State Sen. Emil Jones III pleads not guilty to federal bribery charges
Jones allegedly agreed to protect the red-light camera company SafeSpeed from legislation in the Illinois General Assembly in exchange for $5,000 and a job for an unnamed associate. Then, the state senator allegedly lied to the FBI about it.
State Sen. Emil Jones III pleaded not guilty Friday to federal bribery charges after he was accused of agreeing to protect the politically connected red-light camera company SafeSpeed LLC in the Illinois General Assembly.
The hearing before U.S. District Judge Andrea Wood took place by phone, making Jones the latest federally charged Illinois politician to avoid the traditional walk-of-shame through the Dirksen Federal Courthouse. Remote hearings became routine amid the COVID-19 pandemic.
Prosecutors filed the charges against the South Side Democrat in a document known as an information, which typically signals a defendant’s plan to plead guilty. Jones on Friday also waived his constitutional right to be indicted by a grand jury — another sign of an eventual guilty plea.
But Jones’ defense attorneys, Reggie Harris and Zeke Katz, said in a later statement that Jones “maintains his innocence.”
“The senator respectfully asks the public not to rush to judgment,” the attorneys wrote. “Ours is a legal system founded upon the principle that persons accused of crimes are innocent unless and until proven guilty by competent evidence and beyond a reasonable doubt.”
After the charges against Jones became public Tuesday, Jones resigned as chair of the Senate Licensed Activities Committee. He has so far ignored a call from Gov. J.B. Pritzker to resign from the Senate entirely.

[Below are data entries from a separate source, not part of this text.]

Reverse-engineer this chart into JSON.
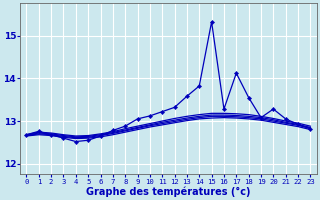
{
  "xlabel": "Graphe des températures (°c)",
  "background_color": "#cce8ee",
  "grid_color": "#ffffff",
  "line_color": "#0000bb",
  "xlim": [
    -0.5,
    23.5
  ],
  "ylim": [
    11.75,
    15.75
  ],
  "yticks": [
    12,
    13,
    14,
    15
  ],
  "xticks": [
    0,
    1,
    2,
    3,
    4,
    5,
    6,
    7,
    8,
    9,
    10,
    11,
    12,
    13,
    14,
    15,
    16,
    17,
    18,
    19,
    20,
    21,
    22,
    23
  ],
  "series": {
    "main": {
      "x": [
        0,
        1,
        2,
        3,
        4,
        5,
        6,
        7,
        8,
        9,
        10,
        11,
        12,
        13,
        14,
        15,
        16,
        17,
        18,
        19,
        20,
        21,
        22,
        23
      ],
      "y": [
        12.68,
        12.76,
        12.68,
        12.6,
        12.52,
        12.55,
        12.65,
        12.78,
        12.88,
        13.05,
        13.12,
        13.22,
        13.32,
        13.58,
        13.82,
        15.32,
        13.28,
        14.12,
        13.55,
        13.08,
        13.28,
        13.05,
        12.92,
        12.82
      ]
    },
    "smooth1": {
      "x": [
        0,
        1,
        2,
        3,
        4,
        5,
        6,
        7,
        8,
        9,
        10,
        11,
        12,
        13,
        14,
        15,
        16,
        17,
        18,
        19,
        20,
        21,
        22,
        23
      ],
      "y": [
        12.68,
        12.74,
        12.72,
        12.68,
        12.65,
        12.66,
        12.7,
        12.75,
        12.82,
        12.88,
        12.94,
        13.0,
        13.06,
        13.11,
        13.15,
        13.18,
        13.18,
        13.17,
        13.15,
        13.11,
        13.06,
        13.0,
        12.95,
        12.88
      ]
    },
    "smooth2": {
      "x": [
        0,
        1,
        2,
        3,
        4,
        5,
        6,
        7,
        8,
        9,
        10,
        11,
        12,
        13,
        14,
        15,
        16,
        17,
        18,
        19,
        20,
        21,
        22,
        23
      ],
      "y": [
        12.67,
        12.72,
        12.7,
        12.66,
        12.63,
        12.64,
        12.68,
        12.73,
        12.79,
        12.85,
        12.91,
        12.97,
        13.02,
        13.07,
        13.11,
        13.14,
        13.14,
        13.13,
        13.11,
        13.08,
        13.03,
        12.97,
        12.92,
        12.85
      ]
    },
    "smooth3": {
      "x": [
        0,
        1,
        2,
        3,
        4,
        5,
        6,
        7,
        8,
        9,
        10,
        11,
        12,
        13,
        14,
        15,
        16,
        17,
        18,
        19,
        20,
        21,
        22,
        23
      ],
      "y": [
        12.66,
        12.7,
        12.68,
        12.64,
        12.61,
        12.62,
        12.66,
        12.71,
        12.77,
        12.83,
        12.89,
        12.94,
        12.99,
        13.04,
        13.08,
        13.11,
        13.11,
        13.1,
        13.08,
        13.05,
        13.0,
        12.95,
        12.9,
        12.83
      ]
    },
    "smooth4": {
      "x": [
        0,
        1,
        2,
        3,
        4,
        5,
        6,
        7,
        8,
        9,
        10,
        11,
        12,
        13,
        14,
        15,
        16,
        17,
        18,
        19,
        20,
        21,
        22,
        23
      ],
      "y": [
        12.65,
        12.68,
        12.66,
        12.62,
        12.59,
        12.6,
        12.63,
        12.68,
        12.74,
        12.8,
        12.86,
        12.91,
        12.96,
        13.01,
        13.05,
        13.07,
        13.08,
        13.07,
        13.05,
        13.02,
        12.97,
        12.92,
        12.87,
        12.8
      ]
    }
  }
}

Jones is running unopposed for reelection in November.
He is now the latest politician to face charges related to SafeSpeed. The list includes the late ex-state Sen. Martin Sandoval, former Crestwood Mayor Louis Presta, former Worth Township Supervisor John O’Sullivan and former Oakbrook Terrace Mayor Tony Ragucci.
Jones is also among at least 11 current and former members of the Illinois General Assembly charged with federal crimes since 2019.
SafeSpeed has not been charged with wrongdoing, and it has portrayed a former partner involved in the allegations as a rogue actor. It said in a statement Tuesday it “remains both shocked and saddened that one of its former colleagues was engaged in criminal conduct.”
The charges against Jones point to a Senate bill filed in February 2019 requiring a statewide study of automated traffic law enforcement systems, including red-light cameras.
The feds say Jones agreed that, in exchange for benefits provided by SafeSpeed partner Omar Maani, he would work to limit such studies to systems used in Chicago, “thereby excluding from study” the systems “in numerous other municipalities” served by SafeSpeed.
Jones also allegedly told Maani he would protect SafeSpeed from legislation in the General Assembly in exchange for $5,000 and a job for an unnamed associate. Then, the state senator allegedly lied to the FBI about his role in the scheme on Sept. 24, 2019.
That was the same day agents raided Sandoval’s home and state Capitol offices.
Maani has been charged separately. In 2020, he struck a so-called deferred-prosecution agreement with the feds and confirmed his cooperation with prosecutors.